Вероятно. У них — дочка, рыжая, веселая, приветливая. К Асе она заметно тянется, отца как бы обходит сторонкой. Почему, интересно? Он к ней ласков, даже нежен.

С ними живет еще (и тоже была звана к столу) Асина бабушка — женщина строгая, самостоятельная и жестковатая. Позже, когда я стала приходить к Асе не столь торжественно, — а этот дом в отсутствие Коршунова всегда делался мягче, теплее, — я подружилась с Алиной. Вдова талантливого, но так и не ставшего известным писателя, она, теперь уже старуха с резким голосом и ясным умом, помнит множество стихов (точнее, сто восемь — это она сама сказала. А прежде знала за двести!). Трудную же, чеканную, не терпящую перестановки слов прозу мужа читает на память целыми страницами.

— Это я, признаюсь вам, девочки, учила. Думала — если все же отнимет этот змей…

«Змей» был широко пробившийся и шибко чиновный литератор, достаточно умный, чтобы понимать свою ординарность. Он одно время дружил с ее мужем, вернее, «ученичествовал», то есть «испытывал влияние учителя».

— Бывало, придет читать свой рассказ, волнуется, руки дрожат, будто кур воровал. А как не волноваться, когда и впрямь слямзил. Только что вот сюжет свой, а манера, интонация… А когда мой погиб — так зачастил. Даже за мной ухаживать стал — уж очень его рукописи приманывали. Прямо во сне снились. А я говорю: помоги напечатать — первый же экземпляр твой будет.

«Давай! Рукопись давай, отнесу».

«Вместе пойдем».

Не пошел. Не выгодно ему, чтоб напечатано было. Все его творчество перечеркнулось бы.

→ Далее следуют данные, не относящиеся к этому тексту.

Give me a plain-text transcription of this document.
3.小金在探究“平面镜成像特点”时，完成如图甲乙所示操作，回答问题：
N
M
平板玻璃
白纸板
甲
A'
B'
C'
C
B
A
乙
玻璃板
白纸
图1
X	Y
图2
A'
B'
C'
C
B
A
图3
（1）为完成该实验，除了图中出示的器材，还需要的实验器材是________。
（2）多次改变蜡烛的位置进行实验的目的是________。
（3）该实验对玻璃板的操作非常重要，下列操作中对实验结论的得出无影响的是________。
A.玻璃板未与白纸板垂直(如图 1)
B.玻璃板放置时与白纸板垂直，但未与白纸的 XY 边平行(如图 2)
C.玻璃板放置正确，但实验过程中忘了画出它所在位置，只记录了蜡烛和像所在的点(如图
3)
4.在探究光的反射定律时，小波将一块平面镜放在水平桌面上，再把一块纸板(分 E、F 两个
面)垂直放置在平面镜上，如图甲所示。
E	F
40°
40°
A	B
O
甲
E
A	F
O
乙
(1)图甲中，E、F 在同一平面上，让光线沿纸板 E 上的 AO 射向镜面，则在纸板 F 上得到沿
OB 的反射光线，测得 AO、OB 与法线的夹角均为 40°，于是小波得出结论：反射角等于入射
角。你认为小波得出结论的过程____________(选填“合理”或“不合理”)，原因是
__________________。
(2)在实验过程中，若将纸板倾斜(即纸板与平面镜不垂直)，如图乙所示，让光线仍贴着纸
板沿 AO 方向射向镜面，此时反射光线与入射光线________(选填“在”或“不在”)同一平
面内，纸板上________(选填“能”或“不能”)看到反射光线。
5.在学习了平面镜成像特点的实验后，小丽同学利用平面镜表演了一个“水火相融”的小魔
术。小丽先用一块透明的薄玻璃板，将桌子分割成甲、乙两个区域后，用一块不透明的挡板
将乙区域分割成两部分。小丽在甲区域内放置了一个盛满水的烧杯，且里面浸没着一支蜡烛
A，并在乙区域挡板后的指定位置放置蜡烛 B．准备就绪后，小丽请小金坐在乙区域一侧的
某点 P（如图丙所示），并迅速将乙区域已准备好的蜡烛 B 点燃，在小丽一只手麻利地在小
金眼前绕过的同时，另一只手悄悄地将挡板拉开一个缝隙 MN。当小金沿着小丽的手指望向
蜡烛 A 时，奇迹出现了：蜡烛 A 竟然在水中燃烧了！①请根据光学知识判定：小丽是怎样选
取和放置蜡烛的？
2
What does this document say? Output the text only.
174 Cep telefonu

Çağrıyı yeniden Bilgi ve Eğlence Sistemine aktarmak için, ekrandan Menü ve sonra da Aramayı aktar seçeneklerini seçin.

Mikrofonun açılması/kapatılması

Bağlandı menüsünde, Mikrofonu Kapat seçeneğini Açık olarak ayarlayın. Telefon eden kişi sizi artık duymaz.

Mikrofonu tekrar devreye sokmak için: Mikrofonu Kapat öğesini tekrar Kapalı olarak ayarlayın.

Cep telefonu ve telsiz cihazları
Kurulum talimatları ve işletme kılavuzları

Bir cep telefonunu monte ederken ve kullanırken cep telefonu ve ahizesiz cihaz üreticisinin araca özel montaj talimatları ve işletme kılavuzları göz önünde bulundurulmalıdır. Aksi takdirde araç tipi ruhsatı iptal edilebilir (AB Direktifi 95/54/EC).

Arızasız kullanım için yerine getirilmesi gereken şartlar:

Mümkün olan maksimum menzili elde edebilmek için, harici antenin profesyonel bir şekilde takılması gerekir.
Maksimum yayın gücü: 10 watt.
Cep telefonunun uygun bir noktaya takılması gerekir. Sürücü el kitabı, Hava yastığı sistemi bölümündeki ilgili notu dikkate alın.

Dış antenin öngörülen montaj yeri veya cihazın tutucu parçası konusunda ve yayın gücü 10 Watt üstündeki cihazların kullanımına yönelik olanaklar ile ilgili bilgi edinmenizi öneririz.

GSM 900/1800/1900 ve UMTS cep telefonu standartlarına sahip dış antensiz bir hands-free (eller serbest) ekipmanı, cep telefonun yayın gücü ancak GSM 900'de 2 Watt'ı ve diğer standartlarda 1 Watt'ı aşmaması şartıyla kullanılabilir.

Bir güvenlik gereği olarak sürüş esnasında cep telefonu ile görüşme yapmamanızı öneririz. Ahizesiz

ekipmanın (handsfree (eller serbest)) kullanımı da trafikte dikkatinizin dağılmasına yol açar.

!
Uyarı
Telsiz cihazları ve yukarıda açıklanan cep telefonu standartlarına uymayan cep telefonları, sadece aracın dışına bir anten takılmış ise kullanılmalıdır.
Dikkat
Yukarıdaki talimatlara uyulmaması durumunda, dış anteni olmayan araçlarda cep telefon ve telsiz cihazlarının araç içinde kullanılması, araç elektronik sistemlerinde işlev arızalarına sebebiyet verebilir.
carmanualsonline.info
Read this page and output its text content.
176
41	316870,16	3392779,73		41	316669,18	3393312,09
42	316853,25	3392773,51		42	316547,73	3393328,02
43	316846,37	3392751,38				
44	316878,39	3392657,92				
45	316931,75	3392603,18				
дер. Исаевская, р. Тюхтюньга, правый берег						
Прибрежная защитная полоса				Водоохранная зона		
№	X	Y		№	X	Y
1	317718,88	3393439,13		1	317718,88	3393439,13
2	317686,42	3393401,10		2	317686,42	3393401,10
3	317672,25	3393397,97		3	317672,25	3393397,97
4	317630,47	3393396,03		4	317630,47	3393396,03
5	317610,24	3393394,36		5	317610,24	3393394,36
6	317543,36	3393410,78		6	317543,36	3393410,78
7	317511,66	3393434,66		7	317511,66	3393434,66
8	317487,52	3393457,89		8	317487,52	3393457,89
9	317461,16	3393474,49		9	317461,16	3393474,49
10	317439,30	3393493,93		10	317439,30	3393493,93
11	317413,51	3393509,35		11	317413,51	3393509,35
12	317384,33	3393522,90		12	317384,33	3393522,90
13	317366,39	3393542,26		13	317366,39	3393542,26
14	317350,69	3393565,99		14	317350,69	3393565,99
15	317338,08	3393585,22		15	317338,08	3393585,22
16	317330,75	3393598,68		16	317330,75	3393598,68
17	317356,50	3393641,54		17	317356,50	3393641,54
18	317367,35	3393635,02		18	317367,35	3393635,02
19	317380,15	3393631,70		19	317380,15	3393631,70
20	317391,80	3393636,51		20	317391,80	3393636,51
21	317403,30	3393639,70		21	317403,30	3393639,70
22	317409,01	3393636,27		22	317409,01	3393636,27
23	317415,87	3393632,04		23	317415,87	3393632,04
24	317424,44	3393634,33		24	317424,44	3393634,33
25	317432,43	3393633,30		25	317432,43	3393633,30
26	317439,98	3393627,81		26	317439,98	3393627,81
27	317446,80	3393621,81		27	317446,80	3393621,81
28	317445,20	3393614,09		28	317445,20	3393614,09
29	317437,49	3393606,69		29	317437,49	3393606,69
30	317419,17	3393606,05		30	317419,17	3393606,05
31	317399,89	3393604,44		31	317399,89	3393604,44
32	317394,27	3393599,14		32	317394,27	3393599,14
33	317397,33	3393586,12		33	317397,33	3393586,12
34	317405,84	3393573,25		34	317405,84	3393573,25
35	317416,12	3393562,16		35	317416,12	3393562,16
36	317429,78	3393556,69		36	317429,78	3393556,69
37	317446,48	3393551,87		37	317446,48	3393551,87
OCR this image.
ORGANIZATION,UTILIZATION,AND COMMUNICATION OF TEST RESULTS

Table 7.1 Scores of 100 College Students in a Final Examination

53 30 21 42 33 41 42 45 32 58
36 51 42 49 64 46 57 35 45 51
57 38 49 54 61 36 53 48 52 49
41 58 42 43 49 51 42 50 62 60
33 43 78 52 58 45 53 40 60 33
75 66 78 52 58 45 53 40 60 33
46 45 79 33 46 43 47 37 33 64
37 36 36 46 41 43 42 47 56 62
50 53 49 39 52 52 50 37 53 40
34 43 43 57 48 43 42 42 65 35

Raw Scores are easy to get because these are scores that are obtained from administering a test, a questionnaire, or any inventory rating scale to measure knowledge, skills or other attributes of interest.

Вот этот «змей» и начал тогда за творческим наследием подсылать. А вдова уперлась: нет, только в издательство. Силой изъять хотели в какие-то годы — спрятала заранее и записку сует: сдано, мол, в литературный музей такого-то числа, месяца и подпись: Ильина.

Проверили. Да там, говорят, Ильина и не работала никогда.

— А как ей работать, — смеется старуха, — это я и есть Ильина, мы под разными фамилиями с мужем жили.

— А зачем вы так? Свою фамилию-то написали?

— Что ж мне, унижаться? Подделывать?..

Я задумалась. Старомодная, конечно, мораль. Но мораль же! И независимость. И достоинство. Пронесла вот их через всю свою непростую жизнь.

А рукописи мужа издали. С запозданием почти на полвека.

— Дело не в прижизненной славе, девочки, — говорила нам старуха. — И не в том, что рассказы устарели. Они не устарели. Но искусство-то вечно, а литературный процесс — он текуч, подвижен, требует и своевременной пищи — ручьев, мелких речушек, широких рек; и своевременной отдачи — поить кого-то, крутить мельницы, заливать луга… Всему нужен свой час — и тому, что идет к писателю, и тому, что получают от него. Без этого худо, милые девочки. Без этого литературный процесс искажается. И строит гримасы — вот что.